During the night it roams wandering and diving the big head on the preys that the long barbels, always busy, have revealed.

The prey that ends up between its lips has no escape. In vain basses and punkies erect the sharp stings on the back. By closing strongly the jaws, it gradually chokes the victims closing their gills while, simultaneously, rotates them in way that the spines are not opposite to the way leading them to the stomach.

While growing in size, also the dimensions of the preys increase. Besides the usual diet of fishes and amphibians, the biggest specimens seize also small mammals and waterfowls.

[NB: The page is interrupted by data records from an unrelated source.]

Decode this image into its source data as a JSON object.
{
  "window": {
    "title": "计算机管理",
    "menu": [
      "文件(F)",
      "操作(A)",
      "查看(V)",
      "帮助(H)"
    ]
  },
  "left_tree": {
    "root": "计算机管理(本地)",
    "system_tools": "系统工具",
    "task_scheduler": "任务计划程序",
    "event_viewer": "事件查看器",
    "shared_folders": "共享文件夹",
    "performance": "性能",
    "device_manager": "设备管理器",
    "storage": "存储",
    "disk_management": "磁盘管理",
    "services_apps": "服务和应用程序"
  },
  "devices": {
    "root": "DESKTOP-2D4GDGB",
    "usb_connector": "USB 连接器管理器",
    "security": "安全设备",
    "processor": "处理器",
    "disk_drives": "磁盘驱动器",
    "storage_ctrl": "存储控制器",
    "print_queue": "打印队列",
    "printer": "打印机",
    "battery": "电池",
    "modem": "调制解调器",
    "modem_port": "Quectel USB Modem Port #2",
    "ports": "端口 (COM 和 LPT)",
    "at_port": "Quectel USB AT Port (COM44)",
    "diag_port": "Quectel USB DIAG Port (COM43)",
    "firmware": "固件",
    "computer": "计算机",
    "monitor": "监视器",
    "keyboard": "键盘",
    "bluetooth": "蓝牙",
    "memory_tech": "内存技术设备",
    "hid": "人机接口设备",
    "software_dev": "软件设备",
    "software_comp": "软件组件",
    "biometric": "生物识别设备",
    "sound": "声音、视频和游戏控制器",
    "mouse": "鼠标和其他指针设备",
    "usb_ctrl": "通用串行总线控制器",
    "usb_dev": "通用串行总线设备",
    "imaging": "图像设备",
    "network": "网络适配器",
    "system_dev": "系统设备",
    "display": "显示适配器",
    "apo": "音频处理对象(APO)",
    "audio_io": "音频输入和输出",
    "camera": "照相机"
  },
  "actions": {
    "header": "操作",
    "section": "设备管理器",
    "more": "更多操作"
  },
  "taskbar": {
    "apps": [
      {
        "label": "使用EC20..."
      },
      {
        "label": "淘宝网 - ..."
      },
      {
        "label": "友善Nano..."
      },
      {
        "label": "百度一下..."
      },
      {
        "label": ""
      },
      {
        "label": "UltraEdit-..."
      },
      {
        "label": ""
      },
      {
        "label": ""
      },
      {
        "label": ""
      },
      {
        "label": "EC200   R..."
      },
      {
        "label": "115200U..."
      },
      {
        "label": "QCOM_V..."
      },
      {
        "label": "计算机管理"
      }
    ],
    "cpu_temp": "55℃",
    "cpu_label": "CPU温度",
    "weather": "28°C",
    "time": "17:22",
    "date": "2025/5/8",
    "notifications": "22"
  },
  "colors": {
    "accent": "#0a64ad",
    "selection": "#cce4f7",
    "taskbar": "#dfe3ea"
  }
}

When meeting the man it shows indifference even if, when the approach is excessive, escapes with a lightning turn.

Silurus glanis, European catfish, Wels catfish

A dart, a cloud of dust and also this is seized with no escape. Of possible Danubian origin, the catfish has diffused, thanks to the man, in almost all European rivers and lakes with serious damage to the local species. The flesh is good even if, due to pollution, before eating it is perhaps advisable to have the water analyzed © Sebastiano Guido

Being a great eater that consumes every day almost the 2% of its own body weight, and finding in the new habitats where has been introduced quite a few natural foes (only the big pikes and zanders), it’s revealing to be a real pest, to the point that in some zones the underwater fishing is allowed even with the aqualung.

In other locations, instead, it is forbidden to the fishermen taking it ashore to place it again in water. Moreover, the flesh is good even if, due to the pollution, before eating it would be better to contact the veterinary authorities.

In the origin countries, besides the flesh consumed fresh or smoked, the skin is utilized for producing glues and for the leather industry.

Silurus glanis, European catfish, Wels catfish

This albino young seems to smile affable. The anal fin, very long, renders the body similar to a waving blade between the 6 stretched barbels © Giuseppe Mazza

When the water exceeds the 20 °C, the males dig small basins that will cover with weeds and twigs where the spawning will take place. After the fecundation they will defend them and will aerate them from time to time until the hatching. This can vary from two to ten days from the deposition, depending on the water temperature. It is estimated that the number of eggs is of around 30.000 per each kilo of weight of the mother. The newborns will remain in the nest till when they have not competely absorbes the yolk sac and will reach the sexual maturity in 2-3 years.


Siluris glanis Linnaeus, 1758; Silurus silurus Wulff, 1765; Silurus glanis aralensis Kessler, 1872.